Like all viruses, Ebola needs a constant supply of host organisms to survive and propagate. Outside of a host organism, viruses survive as inert genetic material encircled by a shell of proteins waiting to be activated. Inside a host organism, however, viruses become active and are able to attach to or inject their genetic material into the host's cells. The virus's genetic material redirects the cell to produce more viruses. The newly created virus cells are then capable of infecting other cells. During the replication process the virus usually destroys the host cell. Scientists hypothesize that apart from occasional human outbreaks, Ebola survives among a population of wild animals and then jumps species when a human comes in contact with the virus's host organism. Scientists do not know specifically where the virus lives between outbreaks.

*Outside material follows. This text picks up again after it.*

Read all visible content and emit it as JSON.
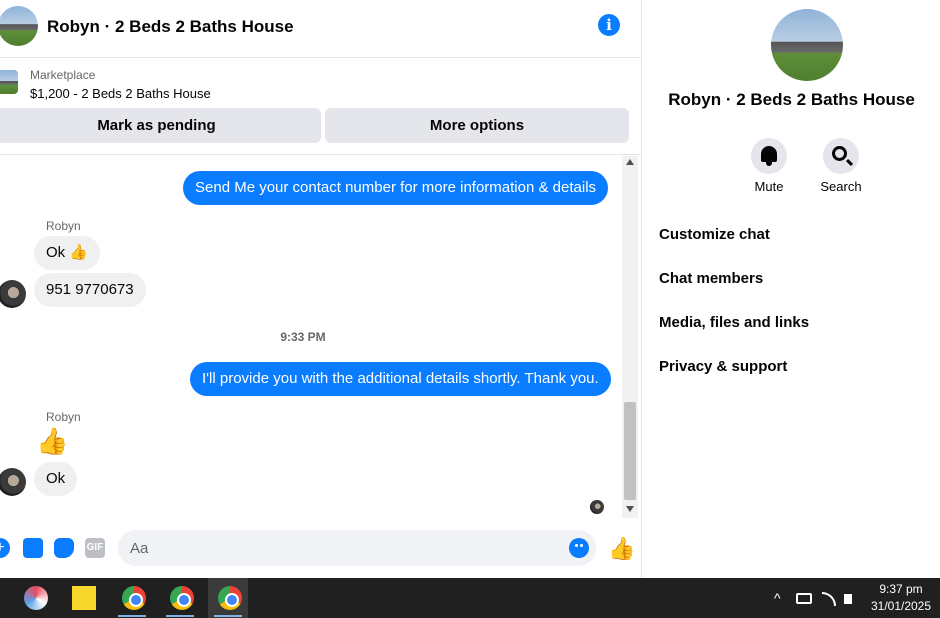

Ebola is one of several types of deadly viruses detected over the last 25 years. Other lethal African viruses that have emerged among human populations during the late 20th century include Marburg, Lassa, Rift Valley Fever, and HIV. Seven out of 31 people died in 1967 after being infected with Marburg virus by Ugandan green monkeys. Marburg is closely related to Ebola, although it is far less deadly. Lassa, another hemorrhagic fever virus, infects 200,000 to 400,000 annually in West Africa. Approximately 5000 of those infected die from the disease. Rift Valley Fever, a mosquito-borne virus, reached epidemic proportions when it infected more than 10,000 people along Egypt's Nile River Delta in 1977. The virus was first detected in Kenya in the 1950s. HIV is perhaps the most deadly virus, believed by health experts to have originated on the African continent. Since its emergence during the 1970s, HIV has infected more than 13 million people worldwide, and experts expect that number to climb to 40 million by the year 2000.

In addition to Africa, outbreaks of newly reported lethal viruses have appeared in North America, South America, Asia, Australia, and Europe. Scientists note that the emergence of these deadly viruses, in most cases, coincides with the recent encroachment of human beings on tropical rain forests and once-isolated rural villages. Experts believe that the original hosts of these deadly viruses are somewhere in these areas. Health experts hypothesize that newly built roadways connecting urban centers with small villages in western and central Africa, the development over the last few decades in tropical rain forests, the advent of jet travel, large-scale farming, and a massive trend toward urbanization have facilitated the spread of these previously unknown viruses among human populations.